Irish College Antwerp
- Other names: College of the Irish Priests in Antwerp
- Type: Seminary
- Active: 1600c–1795
- Parent institution: Irish College, Douai
- Religious affiliation: Roman Catholic
- Academic affiliations: Jesuit College Antwerp

= Irish College, Antwerp =

Irish seminary

Irish College, Antwerp, was an Irish Pastoral College, dedicated to St. Patrick for Irish Secular Priests, which opened circa 1600 during the Penal Laws in Antwerp, in what is now Belgium. It was a satellite college of the Irish College, Douai. The College was redeveloped in 1629 by Lawrence Sedgrave a Leinster priest (from a wealthy Catholic family which included a former Lord Mayor of Dublin Walter Sedgrave) who bought the premises. Students attended lectures at the Jesuit college at Antwerp, where Irish Jesuit Fr. Richard Archdeacon (Arsdekin), S.J. taught, and later from 1716 students studied at the Antwerp Diocesan Seminary in Schoenmarkt. Where previously the College was in total control of its Presidents Sedgrave, Talbot, and Eustace, from 1677 the College became more under the control of the diocese under the brief tenure of Bishop of Antwerp Aubertus van den Eede, this was in line with the Council of Trent decrees. It was following James Clears appointment as president, and the episcopacy of Joannes Ferdinandus Van Beughem as Bishop of Antwerp, in 1679, that the first formal set of rules and regulations were agreed and printed.
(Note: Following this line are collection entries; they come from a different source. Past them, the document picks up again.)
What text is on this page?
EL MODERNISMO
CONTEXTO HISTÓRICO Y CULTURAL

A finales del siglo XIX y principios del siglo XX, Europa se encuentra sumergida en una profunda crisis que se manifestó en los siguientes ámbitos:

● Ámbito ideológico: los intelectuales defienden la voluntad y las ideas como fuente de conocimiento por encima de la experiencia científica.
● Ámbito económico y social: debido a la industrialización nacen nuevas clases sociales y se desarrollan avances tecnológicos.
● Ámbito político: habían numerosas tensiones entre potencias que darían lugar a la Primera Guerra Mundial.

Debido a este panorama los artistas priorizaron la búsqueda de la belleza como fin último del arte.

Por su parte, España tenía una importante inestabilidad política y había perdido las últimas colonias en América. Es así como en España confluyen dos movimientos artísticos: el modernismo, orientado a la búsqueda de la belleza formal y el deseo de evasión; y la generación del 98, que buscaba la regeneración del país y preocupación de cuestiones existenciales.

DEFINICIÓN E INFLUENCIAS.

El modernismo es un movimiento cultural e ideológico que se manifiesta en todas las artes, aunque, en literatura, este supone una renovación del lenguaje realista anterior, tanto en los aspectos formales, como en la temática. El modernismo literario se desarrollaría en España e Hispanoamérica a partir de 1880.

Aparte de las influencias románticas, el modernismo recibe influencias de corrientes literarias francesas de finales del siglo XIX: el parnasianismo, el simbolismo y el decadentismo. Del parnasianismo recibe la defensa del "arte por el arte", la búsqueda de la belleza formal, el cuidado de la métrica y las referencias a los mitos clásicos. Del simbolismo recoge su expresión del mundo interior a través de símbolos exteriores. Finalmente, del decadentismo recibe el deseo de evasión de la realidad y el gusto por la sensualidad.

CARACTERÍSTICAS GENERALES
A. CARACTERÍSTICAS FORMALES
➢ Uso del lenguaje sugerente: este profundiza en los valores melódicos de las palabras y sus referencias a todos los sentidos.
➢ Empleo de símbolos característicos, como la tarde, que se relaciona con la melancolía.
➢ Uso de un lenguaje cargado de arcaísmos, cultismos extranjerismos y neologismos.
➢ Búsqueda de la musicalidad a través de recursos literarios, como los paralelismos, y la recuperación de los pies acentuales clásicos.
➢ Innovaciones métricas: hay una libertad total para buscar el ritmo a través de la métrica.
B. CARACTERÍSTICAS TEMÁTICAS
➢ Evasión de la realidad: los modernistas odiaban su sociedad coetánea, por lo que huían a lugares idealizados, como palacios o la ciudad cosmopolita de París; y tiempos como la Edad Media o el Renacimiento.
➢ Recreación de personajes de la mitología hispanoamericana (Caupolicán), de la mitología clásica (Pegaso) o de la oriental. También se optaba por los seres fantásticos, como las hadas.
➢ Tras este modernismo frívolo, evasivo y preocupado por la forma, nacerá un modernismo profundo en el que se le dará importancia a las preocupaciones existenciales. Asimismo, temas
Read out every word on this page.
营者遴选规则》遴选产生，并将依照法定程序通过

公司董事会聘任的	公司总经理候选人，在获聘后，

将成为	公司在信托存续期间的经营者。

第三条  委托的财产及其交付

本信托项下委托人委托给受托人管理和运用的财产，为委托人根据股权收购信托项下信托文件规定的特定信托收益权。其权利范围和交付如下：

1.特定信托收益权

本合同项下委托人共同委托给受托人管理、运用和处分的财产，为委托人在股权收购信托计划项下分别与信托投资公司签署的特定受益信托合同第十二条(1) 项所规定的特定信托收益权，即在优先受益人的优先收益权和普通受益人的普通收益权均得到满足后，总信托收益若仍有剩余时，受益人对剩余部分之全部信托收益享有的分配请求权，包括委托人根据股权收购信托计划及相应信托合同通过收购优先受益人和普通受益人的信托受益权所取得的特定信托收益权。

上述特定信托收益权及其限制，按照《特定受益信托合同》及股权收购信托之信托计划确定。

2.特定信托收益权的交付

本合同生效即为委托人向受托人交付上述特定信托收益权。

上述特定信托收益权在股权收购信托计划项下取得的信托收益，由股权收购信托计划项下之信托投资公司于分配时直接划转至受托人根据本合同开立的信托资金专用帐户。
The college closed, as did the other Irish colleges, following the French Revolution and the occupation of Belgium in 1795.
The Franciscan Bishop Leighlin Francisco de Ribera resided in the Irish College Antwerp, when he could not stay in Ireland. The Belgian Jesuit and religious writer (of Irish extraction) William Stanyhurst SJ, taught at the Irish college in Antwerp.

==Rectors/Presidents==
Following his dead Fr. Sedgraves' nephew Rev. James Talbot succeeded him as Rector/President in 1633, Talbot was followed by Nicholas Eustace (1642–1677), other Rectors/Presidents include James Cleer (1677–), John Egan, Martin Caddan, Peter Hennessy, Michael Hennessy (1704–1730), John Kent (1731–1732), Daniel O'Reilly (1732–1747), Hugh MacMahon(1747–1772 & 1774–1787), James MacMahon (1772–1774), and Hugh O'Reilly (1787–1795). Bishop Peter Talbot (1620–1680), archbishop of Dublin (1671–1680), served as chair of theology in Antwerp.